On y découvrait des meubles du Nagaland taillés directement dans le tronc, les tables, les bancs, les assises sculptées ainsi que des bijoux anciens venus de cette région encore confidentielle.
J’ai été immédiatement marquée par cet art brut, ces formes puissantes, cette manière très directe de créer.
C’est là que l’histoire de NAGA a commencé.
Bien avant même que je ne découvre le Nagaland.
La collection est née d’une imprégnation lente par le regard, l’intuition, le temps.
Ce n’est qu’en octobre dernier que j’ai enfin bouclé la boucle en visitant ce territoire du Nord-Est de l’Inde.
Un voyage qui est venu confirmer, presque naturellement, ce que je portais déjà en moi.
L’esthétique Naga est brute, sculpturale, et étonnamment contemporaine.
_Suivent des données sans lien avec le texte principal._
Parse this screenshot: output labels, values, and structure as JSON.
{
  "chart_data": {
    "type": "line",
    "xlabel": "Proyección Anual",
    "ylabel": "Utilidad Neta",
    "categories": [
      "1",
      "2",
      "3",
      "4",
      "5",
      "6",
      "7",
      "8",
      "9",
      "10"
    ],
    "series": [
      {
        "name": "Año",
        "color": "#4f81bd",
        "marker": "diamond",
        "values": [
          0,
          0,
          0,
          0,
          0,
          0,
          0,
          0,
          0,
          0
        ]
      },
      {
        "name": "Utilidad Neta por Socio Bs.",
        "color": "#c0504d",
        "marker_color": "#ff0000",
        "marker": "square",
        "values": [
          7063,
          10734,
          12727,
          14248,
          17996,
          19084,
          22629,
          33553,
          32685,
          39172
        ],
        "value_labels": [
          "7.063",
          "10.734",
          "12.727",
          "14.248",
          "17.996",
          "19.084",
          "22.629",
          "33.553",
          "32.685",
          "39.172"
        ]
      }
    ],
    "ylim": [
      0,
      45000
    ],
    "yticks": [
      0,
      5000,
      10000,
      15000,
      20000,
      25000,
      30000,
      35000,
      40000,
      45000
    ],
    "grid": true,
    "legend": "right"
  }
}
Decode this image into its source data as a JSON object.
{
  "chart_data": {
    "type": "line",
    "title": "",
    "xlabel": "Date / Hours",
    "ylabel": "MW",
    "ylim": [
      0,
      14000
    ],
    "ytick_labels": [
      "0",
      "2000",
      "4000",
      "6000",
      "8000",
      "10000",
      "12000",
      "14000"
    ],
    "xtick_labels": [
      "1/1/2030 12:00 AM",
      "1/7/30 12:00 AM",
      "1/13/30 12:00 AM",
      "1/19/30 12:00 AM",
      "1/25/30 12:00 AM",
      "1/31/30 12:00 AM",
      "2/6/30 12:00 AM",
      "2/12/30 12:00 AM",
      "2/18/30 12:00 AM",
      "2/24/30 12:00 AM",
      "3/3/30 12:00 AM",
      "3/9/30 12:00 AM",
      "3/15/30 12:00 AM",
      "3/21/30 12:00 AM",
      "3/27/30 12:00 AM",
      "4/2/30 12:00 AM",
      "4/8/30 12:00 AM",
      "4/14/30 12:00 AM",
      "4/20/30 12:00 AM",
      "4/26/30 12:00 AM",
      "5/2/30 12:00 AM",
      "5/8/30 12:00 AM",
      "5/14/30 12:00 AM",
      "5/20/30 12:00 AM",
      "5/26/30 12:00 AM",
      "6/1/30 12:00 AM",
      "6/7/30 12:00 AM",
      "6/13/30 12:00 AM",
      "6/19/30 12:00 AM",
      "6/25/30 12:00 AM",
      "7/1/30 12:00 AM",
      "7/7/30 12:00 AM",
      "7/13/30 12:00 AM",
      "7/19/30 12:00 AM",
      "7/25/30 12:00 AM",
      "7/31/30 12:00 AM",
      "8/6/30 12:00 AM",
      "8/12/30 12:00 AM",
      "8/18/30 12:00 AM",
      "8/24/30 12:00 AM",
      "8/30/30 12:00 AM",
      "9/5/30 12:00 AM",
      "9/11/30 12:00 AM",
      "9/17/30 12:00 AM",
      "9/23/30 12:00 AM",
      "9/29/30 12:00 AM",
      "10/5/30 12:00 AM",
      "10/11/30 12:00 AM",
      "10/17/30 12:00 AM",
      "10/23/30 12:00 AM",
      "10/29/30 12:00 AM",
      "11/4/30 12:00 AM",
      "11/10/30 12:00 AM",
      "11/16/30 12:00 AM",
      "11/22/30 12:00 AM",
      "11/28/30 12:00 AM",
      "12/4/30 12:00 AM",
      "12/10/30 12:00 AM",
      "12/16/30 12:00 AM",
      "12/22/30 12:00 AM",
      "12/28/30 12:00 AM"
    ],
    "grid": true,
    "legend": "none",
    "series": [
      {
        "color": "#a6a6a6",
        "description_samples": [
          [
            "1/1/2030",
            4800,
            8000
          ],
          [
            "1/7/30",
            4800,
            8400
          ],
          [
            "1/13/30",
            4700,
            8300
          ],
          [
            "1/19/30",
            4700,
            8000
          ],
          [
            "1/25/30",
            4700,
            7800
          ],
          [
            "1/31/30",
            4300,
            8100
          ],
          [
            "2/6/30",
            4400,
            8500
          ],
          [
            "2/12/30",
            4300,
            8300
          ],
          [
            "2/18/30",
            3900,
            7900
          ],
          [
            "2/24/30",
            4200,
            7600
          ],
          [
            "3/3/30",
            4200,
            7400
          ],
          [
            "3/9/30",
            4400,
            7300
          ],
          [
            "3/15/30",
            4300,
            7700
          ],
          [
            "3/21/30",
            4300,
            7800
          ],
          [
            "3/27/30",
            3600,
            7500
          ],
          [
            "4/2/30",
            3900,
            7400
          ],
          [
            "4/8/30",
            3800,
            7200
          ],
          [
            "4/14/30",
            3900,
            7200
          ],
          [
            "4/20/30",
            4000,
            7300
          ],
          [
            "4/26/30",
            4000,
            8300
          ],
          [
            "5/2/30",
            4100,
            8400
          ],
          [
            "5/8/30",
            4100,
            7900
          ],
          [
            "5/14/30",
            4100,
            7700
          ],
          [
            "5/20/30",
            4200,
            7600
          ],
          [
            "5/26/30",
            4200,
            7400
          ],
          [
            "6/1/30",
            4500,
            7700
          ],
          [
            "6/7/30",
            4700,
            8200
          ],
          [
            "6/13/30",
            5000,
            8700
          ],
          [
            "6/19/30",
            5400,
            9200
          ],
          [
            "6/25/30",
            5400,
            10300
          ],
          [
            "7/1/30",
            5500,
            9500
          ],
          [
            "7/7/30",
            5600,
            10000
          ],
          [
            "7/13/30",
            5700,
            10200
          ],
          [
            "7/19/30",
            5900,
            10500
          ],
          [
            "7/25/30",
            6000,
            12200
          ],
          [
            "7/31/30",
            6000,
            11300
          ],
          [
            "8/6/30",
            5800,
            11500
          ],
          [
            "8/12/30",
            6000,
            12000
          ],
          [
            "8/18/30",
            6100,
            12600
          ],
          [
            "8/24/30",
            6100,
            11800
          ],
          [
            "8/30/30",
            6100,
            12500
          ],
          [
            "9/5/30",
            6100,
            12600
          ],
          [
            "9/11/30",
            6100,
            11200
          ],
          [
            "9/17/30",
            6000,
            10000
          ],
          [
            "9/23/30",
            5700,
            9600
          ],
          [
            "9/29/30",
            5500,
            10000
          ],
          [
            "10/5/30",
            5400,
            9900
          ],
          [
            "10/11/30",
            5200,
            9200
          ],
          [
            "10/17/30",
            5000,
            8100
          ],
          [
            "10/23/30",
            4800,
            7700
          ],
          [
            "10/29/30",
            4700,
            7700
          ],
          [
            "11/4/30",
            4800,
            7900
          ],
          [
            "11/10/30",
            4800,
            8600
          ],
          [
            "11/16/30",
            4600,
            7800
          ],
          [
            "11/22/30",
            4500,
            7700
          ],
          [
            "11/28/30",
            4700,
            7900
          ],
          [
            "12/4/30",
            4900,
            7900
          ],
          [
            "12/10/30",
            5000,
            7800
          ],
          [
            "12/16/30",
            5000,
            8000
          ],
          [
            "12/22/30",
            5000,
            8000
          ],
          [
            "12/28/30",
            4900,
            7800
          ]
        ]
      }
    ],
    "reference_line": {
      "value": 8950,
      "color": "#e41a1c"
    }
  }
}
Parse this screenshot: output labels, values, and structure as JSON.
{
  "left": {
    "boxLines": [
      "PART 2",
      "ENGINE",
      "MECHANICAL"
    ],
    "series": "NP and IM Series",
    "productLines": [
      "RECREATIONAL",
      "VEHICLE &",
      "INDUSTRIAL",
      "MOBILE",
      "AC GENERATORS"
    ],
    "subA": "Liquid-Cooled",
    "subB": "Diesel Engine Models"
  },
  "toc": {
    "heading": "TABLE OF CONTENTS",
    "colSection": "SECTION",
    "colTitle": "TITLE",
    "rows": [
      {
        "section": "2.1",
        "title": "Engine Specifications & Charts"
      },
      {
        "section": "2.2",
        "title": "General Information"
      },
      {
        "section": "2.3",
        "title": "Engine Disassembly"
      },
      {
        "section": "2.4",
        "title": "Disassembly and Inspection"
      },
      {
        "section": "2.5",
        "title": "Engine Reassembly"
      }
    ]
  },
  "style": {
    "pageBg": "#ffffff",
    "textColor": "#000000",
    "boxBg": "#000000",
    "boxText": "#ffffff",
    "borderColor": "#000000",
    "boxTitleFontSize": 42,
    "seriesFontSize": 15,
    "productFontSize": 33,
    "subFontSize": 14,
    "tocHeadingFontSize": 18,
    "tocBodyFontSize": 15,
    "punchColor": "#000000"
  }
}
J’ai imaginé des bijoux épurés, à la ligne très actuelle,
Les coquillages, présents depuis toujours dans les cultures que j’ai traversées, de Cuba à l’Inde, deviennent ici des symboles de lien, de protection et de transmission.
NAGA est une rencontre entre art brut et modernité.
Une autre facette de l’Inde qui m’accompagne depuis longtemps.